OrbTop

BGCI GlobalTreeSearch Tree Species Scraper

AIDEVELOPER TOOLS

BGCI GlobalTreeSearch Tree Species Scraper

Scrapes the BGCI GlobalTreeSearch database — the authoritative, comprehensive list of the world's ~58,000 tree species maintained by the Botanic Gardens Conservation International (BGCI). Each record includes the full scientific name, plant family, taxonomic author, data source, native-country distribution, and known synonyms.

GlobalTreeSearch is the primary reference behind the Global Tree Assessment and is used by arboreta, reforestation programmes, carbon and forestry projects, and conservation NGOs worldwide. This actor extracts the complete database into a flat, queryable dataset.

Features

  • Scrapes all ~58,000 tree species from the BGCI GlobalTreeSearch JSON API
  • Supports targeted scraping by genus — specify one or more genera to limit the dataset
  • Extracts native-country distribution for every species (TSGeolinks)
  • Extracts taxonomic synonyms (TSTaxas)
  • No authentication required — uses the BGCI public data API
  • Polite rate limiting (200ms delay between genus requests)

Use cases

  • Carbon and reforestation projects — verify species eligibility and native range for project countries
  • Conservation NGOs — track the full tree species inventory with distribution metadata
  • ESG and biodiversity risk analytics — build species datasets for portfolio screening
  • Arboreta and botanical gardens — collection planning and completeness audits
  • AI training data — authoritative tree taxonomy + geography for forestry models

Input

Field Type Description Default
genera Array of strings List of genus names to scrape (e.g. ["Quercus", "Abies"]). Leave empty to scrape all ~4,162 genera. ["Quercus", "Abies"]
maxItems Integer Maximum number of records to collect 10

Example input (targeted):

{
  "genera": ["Quercus", "Abies", "Pinus"],
  "maxItems": 1000
}

Example input (full database):

{
  "genera": [],
  "maxItems": 100000
}

Output

Each record in the dataset represents one tree species:

Field Type Description
bgci_id Integer GlobalTreeSearch internal record ID
taxon String Full scientific name (genus + species + infraspecific epithets)
genus String Genus name (derived from the taxon name)
family String Plant family (e.g. Fagaceae, Pinaceae)
author String Taxonomic author citation
source String Data source (e.g. IUCN RL tree review 2020, WCSP)
problems String or null Data-quality or nomenclatural notes
distribution_done String Whether distribution mapping is complete (yes / no)
note String or null Additional remarks
native_countries String Semicolon-separated list of countries where the species is native
synonyms String Semicolon-separated list of known taxonomic synonyms
bgci_url String Link to the species record on the BGCI GlobalTreeSearch website

Example record:

{
  "bgci_id": 151050178,
  "taxon": "Quercus acatenangensis",
  "genus": "Quercus",
  "family": "Fagaceae",
  "author": "Trel.",
  "source": "IUCN RL tree review 2020",
  "problems": null,
  "distribution_done": "yes",
  "note": null,
  "native_countries": "El Salvador; Guatemala; Mexico",
  "synonyms": null,
  "bgci_url": "https://www.bgci.org/resources/bgci-databases/globaltreesearch/?species=Quercus%20acatenangensis"
}

Performance and pricing

  • Full database (all ~58k species): requires iterating ~4,162 genus endpoints. Each genus request takes ~2–3 seconds including the polite delay, so a full run takes several hours. Set a high maxItems and plan for a longer run.
  • Targeted genus scraping: very fast — each genus returns instantly (e.g. Quercus returns ~424 species in one request).
  • Pricing: Pay-per-event (PPE) — you are charged only for records collected, not for run time.

Data source

Data is sourced from the BGCI GlobalTreeSearch API — the public JSON endpoint of the Botanic Gardens Conservation International's GlobalTreeSearch database. No API key or authentication is required.

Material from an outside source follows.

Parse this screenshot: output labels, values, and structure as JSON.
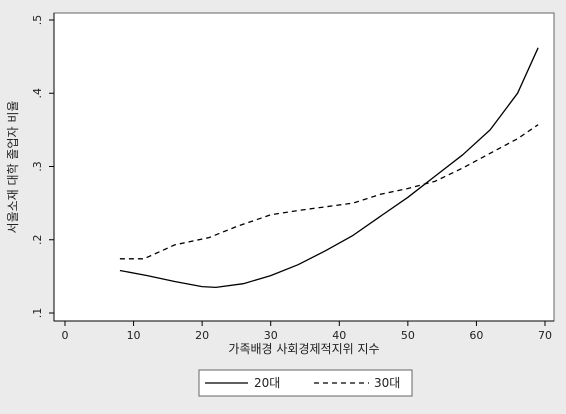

GlobalTreeSearch is distinct from:

  • GBIF — occurrence/observation points (where specimens have been found)
  • IPNI — nomenclature (plant name registry)
  • GlobalTreeSearch — tree-conservation status + native country distribution (this actor)

Limitations

  • Distribution data (native_countries) reflects the BGCI's geo-linking records and may not be exhaustive for all species.
  • Conservation status (e.g. IUCN Red List category) is referenced in the source field but the specific category is not returned by the genus endpoint. This is a GlobalTreeSearch API limitation.
  • The full ~58k species database requires a long runtime. For large-scale use, run with generous maxItems and timeoutSecs.